Sprich: In einer DSA-Kampagne, in der (fast) alle Charaktere einen in irgendeiner form "gelehrten" Charakter spielen, macht eine Aufsplittung in mehrere Skills um des "Nischen-Schutzes" willen schon Sinn (auch wenn ich in einer solchen Kampagne persönlich eher einen Fate-Accelerated-Hack bevorzugen würde, mit Approaches statt Skills). In einer Kampagne, wo ein Großteil der Herausforderungen "gelehrter" Natur ist, bekommen sowohl der "Götter-und-Kulte-Kerl", der "Sagen-und-Legenden-Kerl" und der "Magiekunde-Kerl" ihr angemessenes Spotlight. In den meisten "normalen" Kampagnen mit "typischen Abenteuer-Situationen" ist das aber, finde ich, viel zu eng gefasst, weil es sehr bemüht wird, die Spezialgebiete an jedem Spielabend sinnvoll einzubringen. Und ein Apex-Skill, der nicht an jedem Spielabend mehrmals das Abenteuer voran bringt, ist seinen Slot nicht wert.
Das Einzige, was ich wahrscheinlich ändern würde, ist den Skill "Notice" durch "Survival" auszutauschen, wie Ryan Macklin es im Fate Codex, Vol. 1, Issue 2 vorgeschlagen hat. Außerdem wird "Drive" natürlich umkontextualisiert, um "Fäntelalter-taugliche" Fortbewegungsmittel zu umfassen: Reiten, Kutschen, Boote usw.
Eventuell würde ich überlegen, Reiten zu Athletics zu "verschieben", aber höchstwahrscheinlich würde ich es einfach dem "Skill-Thema" wegen bei Drive belassen: Athletics ist der Skill zum "sich selbst bewegen", Drive ist "sich mittels Hilfsmittel fortbewegen". Außerdem würde das verschieben von Reiten zu Athletics diesem Skill eine noch größere Bedeutung beimessen, als er ohnehin bereits hat, während Drive für die meisten Spieler wohl komplett uninteressant wird.
Das eigentlich einzige "Extra", das ich eventuell ins Spiel bringen würde, ist das Gewähren zusätzlicher rein narrativer "Tricks" neben den "mechanischen" Stunts. Was meine ich damit?

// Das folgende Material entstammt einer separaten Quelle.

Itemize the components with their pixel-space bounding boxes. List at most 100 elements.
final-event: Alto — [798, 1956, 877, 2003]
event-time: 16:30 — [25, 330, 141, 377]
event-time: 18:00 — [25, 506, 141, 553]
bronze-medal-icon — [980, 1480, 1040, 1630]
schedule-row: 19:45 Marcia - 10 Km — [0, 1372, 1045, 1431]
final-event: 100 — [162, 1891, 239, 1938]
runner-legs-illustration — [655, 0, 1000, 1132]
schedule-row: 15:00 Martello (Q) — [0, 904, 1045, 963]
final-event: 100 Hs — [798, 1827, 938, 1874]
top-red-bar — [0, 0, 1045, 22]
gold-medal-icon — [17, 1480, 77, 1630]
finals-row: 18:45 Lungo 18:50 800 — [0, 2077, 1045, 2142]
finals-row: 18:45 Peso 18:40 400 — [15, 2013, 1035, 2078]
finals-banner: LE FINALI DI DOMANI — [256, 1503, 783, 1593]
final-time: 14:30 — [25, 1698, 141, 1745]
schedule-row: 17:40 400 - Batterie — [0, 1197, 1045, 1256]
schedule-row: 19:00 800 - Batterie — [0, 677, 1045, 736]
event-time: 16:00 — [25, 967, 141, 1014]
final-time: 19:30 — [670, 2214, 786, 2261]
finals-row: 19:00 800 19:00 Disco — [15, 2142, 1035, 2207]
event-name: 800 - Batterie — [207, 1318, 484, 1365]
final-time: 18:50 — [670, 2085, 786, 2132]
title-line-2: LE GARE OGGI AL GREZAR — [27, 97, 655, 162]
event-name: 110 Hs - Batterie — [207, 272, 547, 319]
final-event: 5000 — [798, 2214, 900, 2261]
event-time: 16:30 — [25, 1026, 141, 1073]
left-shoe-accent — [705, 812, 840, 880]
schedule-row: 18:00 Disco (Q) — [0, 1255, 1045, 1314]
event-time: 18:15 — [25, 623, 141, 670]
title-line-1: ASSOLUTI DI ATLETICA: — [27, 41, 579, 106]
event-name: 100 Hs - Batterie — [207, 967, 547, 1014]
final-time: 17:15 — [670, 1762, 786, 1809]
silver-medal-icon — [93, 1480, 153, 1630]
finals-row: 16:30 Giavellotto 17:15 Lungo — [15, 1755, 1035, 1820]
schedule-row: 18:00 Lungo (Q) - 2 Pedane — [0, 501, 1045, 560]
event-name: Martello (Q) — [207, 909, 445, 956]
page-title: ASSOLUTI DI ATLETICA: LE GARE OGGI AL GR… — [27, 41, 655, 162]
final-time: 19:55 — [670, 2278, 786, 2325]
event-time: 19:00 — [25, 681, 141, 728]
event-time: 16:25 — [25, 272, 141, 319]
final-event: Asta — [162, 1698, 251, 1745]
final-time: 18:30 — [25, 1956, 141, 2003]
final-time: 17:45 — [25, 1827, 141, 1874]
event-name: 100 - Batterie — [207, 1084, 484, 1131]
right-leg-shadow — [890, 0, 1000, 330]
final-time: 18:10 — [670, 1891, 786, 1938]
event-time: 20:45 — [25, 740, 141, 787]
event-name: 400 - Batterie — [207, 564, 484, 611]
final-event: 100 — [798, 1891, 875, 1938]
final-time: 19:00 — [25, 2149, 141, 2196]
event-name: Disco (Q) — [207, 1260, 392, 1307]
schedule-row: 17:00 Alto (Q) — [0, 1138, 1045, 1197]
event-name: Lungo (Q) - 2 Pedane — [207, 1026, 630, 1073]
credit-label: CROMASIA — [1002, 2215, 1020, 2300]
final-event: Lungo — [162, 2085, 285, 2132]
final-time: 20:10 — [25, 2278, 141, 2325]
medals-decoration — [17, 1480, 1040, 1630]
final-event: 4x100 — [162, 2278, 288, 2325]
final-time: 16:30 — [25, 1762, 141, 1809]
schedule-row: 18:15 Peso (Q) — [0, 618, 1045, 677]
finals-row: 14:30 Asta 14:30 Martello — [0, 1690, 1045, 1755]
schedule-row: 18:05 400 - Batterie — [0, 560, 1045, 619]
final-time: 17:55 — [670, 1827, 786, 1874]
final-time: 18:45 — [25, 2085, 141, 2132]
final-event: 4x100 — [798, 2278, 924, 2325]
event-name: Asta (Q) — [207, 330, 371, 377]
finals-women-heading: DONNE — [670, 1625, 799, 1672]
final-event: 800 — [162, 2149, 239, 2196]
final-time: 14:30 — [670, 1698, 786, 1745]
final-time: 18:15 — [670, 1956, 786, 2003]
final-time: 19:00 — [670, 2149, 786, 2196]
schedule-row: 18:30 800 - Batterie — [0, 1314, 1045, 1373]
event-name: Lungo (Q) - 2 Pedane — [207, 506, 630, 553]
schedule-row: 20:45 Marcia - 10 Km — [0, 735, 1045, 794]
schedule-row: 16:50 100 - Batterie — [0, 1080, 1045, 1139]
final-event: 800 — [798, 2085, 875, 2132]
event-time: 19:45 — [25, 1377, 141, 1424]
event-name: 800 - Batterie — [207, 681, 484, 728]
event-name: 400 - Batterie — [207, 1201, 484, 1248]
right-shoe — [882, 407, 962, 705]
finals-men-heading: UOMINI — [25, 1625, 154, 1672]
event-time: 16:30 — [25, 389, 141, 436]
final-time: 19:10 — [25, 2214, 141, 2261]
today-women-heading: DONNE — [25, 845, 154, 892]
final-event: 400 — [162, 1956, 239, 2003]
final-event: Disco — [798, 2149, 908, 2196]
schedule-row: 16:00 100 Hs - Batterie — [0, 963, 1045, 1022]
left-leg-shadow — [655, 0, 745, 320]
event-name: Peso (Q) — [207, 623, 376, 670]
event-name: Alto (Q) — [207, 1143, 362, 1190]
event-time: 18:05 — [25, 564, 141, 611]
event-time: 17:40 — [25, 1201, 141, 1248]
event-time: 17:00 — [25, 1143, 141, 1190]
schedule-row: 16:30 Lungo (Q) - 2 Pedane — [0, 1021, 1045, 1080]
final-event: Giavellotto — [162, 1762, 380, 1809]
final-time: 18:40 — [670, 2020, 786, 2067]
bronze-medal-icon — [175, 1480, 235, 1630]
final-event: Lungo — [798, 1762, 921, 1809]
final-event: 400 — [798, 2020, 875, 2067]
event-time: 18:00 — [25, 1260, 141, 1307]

Nun, Stunts in Fate Core modifizieren in einem bestimmten Bereich die Regeln...du bekommst irgendwo +2 Bonus, eine Extra-Konsequenz, bekommst zusätzliche freie Invocations, darfst irgendwo aktive statt passive Opposition bieten, machst mehr Stress, verwendest einen Skill statt einem anderen, was auch immer – alles definitiv spielmechanische Effekte.
Das "Problem", das ich sehe, ist die häufige Verwendung von Stunts für Effekte, die eben NICHT spielmechanischer Natur sind, sondern eigentlich "nur" narrative Permission geben, vergleichbar mit dem "establishing facts/being always true"-Teil von Aspekten.
Zum Beispiel? Du darfst mit Shoot Feuerbälle werfen. Du kannst mit Athletics fliegen. Du kannst dich unsichtbar machen und darfst daher auch Stealth würfeln, wenn du dich "eigentlich" nicht verstecken könntest. Du kannst nur durch Silber verwundet werden. Du bist im Umgang mit Stangenwaffen geübt, in einem offenen Kampf muss man dich erst unterlaufen, um dich attackieren zu können. Und so weiter.
Das alles sind Effekte, die eigentlich ausschließlich auf der narrativen Ebene stattfinden und nicht auf der mechanischen: Sie "rekontextualisieren" und "färben" nur bestimmte Aktionen, sie bestimmen ob und welche Regeln wie zu verwenden sind – aber ändern nichts an der eigentlichen Spielmechanik. Sie geben dir an sich keine Boni, keine freien Invokationen, nichts "Crunchiges".
Also? Eigentlich sind solche Fähigkeiten daher keine "richtigen" Stunts. Eigentlich reicht es, solche Fähigkeiten einfach in den Charakteraspekten "auszuweisen", um sie im Spiel zu etablieren ("establish facts") und einsetzen zu können ("aspects are always true") – nichts weiter notwendig.
Fate Accelerated beispielsweise handhabt "ungewöhnliche" Fähigkeiten fast ausschließlich auf diese Art: Du bist Zauberer, also kannst du eben zaubern – beschreibe einfach, wie du deine Aktionen "magisch" durchführst anstatt "manuell". Du bist unverwundbar, also bist du es einfach – man kann dich nicht selbst verwunden, aber man kann dich immer noch fesseln, einsperren, deine Liebsten töten, deine Stadt verwüsten, was auch immer...du selbst magst immun sein, das was dir teuer und wichtig ist nicht.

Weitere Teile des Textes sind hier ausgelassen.